Autorin: Lauriane Pipoz
Lauriane Pipoz

LAURIANE PIPOZ

«Alice und der Bürgermeister»: herausfordernd, aber nicht atemberaubend

«Alice und der Bürgermeister»: herausfordernd, aber nicht atemberaubend

Alice ist eine junge Frau, die gerade ihr Philosophiestudium abgeschlossen hat. Sie kommt aus einem brillanten Studiengang und träumt von einer erfolgreichen Karriere. Als sie wegen einer beruflichen Chance nach Lyon zieht, wird ihr mitgeteilt, dass ihre Stelle gestrichen wurde. Sie soll dem Bürgermeister, der nach dreißig Jahren in der Politik keine einzige Idee mehr hat, Ideen liefern. Nur scheinbar nutzlos: Alice wird den Geist des Bürgermeisters anregen. Dies ist jedoch nicht notwendig, um das politische Gleichgewicht in Lyon zu erhalten.
Eintauchen in die trübe Welt von «Bleu calypso» (Blaues Kalypso)»

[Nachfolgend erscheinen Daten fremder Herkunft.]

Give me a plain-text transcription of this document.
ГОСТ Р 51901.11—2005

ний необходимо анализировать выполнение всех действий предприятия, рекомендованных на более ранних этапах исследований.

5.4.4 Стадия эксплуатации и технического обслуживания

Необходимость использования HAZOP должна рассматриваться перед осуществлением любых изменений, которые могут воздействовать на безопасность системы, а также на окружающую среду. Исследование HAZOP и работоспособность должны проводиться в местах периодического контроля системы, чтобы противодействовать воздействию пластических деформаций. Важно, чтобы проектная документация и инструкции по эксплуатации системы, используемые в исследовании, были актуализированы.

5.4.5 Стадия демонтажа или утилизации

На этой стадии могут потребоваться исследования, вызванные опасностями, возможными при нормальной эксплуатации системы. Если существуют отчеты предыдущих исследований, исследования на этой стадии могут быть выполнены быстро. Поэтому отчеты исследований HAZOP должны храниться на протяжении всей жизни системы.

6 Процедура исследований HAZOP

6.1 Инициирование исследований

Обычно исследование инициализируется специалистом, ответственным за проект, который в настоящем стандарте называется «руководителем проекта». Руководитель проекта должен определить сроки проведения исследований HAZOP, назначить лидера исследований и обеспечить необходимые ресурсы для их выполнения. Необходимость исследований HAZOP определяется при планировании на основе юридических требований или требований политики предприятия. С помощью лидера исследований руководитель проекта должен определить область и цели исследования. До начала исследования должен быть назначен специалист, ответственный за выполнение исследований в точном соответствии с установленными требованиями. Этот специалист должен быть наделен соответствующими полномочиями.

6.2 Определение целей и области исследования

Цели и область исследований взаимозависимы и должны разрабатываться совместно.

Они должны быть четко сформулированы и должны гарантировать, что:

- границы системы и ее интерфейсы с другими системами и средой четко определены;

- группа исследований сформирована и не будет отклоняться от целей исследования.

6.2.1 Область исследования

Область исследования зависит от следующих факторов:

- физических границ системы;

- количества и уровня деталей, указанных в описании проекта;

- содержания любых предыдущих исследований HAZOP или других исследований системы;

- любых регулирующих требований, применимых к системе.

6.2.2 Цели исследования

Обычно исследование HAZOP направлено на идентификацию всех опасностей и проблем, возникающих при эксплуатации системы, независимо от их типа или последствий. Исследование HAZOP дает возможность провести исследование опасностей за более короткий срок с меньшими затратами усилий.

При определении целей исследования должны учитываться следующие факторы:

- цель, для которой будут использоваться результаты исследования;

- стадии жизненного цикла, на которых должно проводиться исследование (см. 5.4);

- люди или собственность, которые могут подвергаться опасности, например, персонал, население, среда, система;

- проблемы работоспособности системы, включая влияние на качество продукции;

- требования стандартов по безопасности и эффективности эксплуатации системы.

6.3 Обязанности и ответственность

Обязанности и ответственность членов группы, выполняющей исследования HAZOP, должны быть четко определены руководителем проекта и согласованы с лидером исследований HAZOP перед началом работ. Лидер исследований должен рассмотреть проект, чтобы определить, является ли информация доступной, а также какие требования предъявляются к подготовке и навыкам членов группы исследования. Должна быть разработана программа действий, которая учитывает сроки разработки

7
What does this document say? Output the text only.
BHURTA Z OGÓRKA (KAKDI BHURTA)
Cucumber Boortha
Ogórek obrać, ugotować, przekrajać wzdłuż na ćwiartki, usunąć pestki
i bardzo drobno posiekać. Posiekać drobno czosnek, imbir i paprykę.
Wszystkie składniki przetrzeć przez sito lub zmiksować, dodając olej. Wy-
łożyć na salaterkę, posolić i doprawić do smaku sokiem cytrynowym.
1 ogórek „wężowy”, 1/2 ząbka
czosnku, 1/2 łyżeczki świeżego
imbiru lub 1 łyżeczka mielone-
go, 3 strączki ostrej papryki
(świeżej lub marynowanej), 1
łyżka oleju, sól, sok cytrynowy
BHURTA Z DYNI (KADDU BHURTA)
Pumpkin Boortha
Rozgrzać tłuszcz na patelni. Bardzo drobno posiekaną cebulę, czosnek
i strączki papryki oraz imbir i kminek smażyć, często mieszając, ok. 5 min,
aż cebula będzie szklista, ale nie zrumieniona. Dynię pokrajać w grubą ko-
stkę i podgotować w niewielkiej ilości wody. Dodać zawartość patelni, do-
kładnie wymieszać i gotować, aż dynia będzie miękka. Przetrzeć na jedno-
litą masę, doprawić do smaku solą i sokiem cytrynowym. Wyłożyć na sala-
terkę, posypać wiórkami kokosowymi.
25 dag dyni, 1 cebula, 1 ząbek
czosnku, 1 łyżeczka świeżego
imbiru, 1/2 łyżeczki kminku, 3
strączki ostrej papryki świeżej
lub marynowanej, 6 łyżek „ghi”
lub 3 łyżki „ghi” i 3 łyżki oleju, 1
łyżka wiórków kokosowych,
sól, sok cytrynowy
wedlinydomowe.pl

Eintauchen in die trübe Welt von «Bleu calypso» (Blaues Kalypso)»

Bleu Calypso, ein Krimi, der in einer Hütte südlich von Montpellier geschrieben wurde und dort auch spielt, ist eine einzigartige Mischung aus köstlichen Beschreibungen und überraschenden Wendungen. In einer Mischung aus wildem Leben und dynamischen Ermittlungen geht es darum, den Fischer Niels dabei zu begleiten, wie er in die Tiefen einer Mordserie abtaucht. Ein bisschen gegen seinen Willen und ein bisschen trotz des Mangels an Subtilität seiner Figur.
Partez «A la recherche d’Alice Love»

Gehen Sie «Auf der Suche nach Alice Love».»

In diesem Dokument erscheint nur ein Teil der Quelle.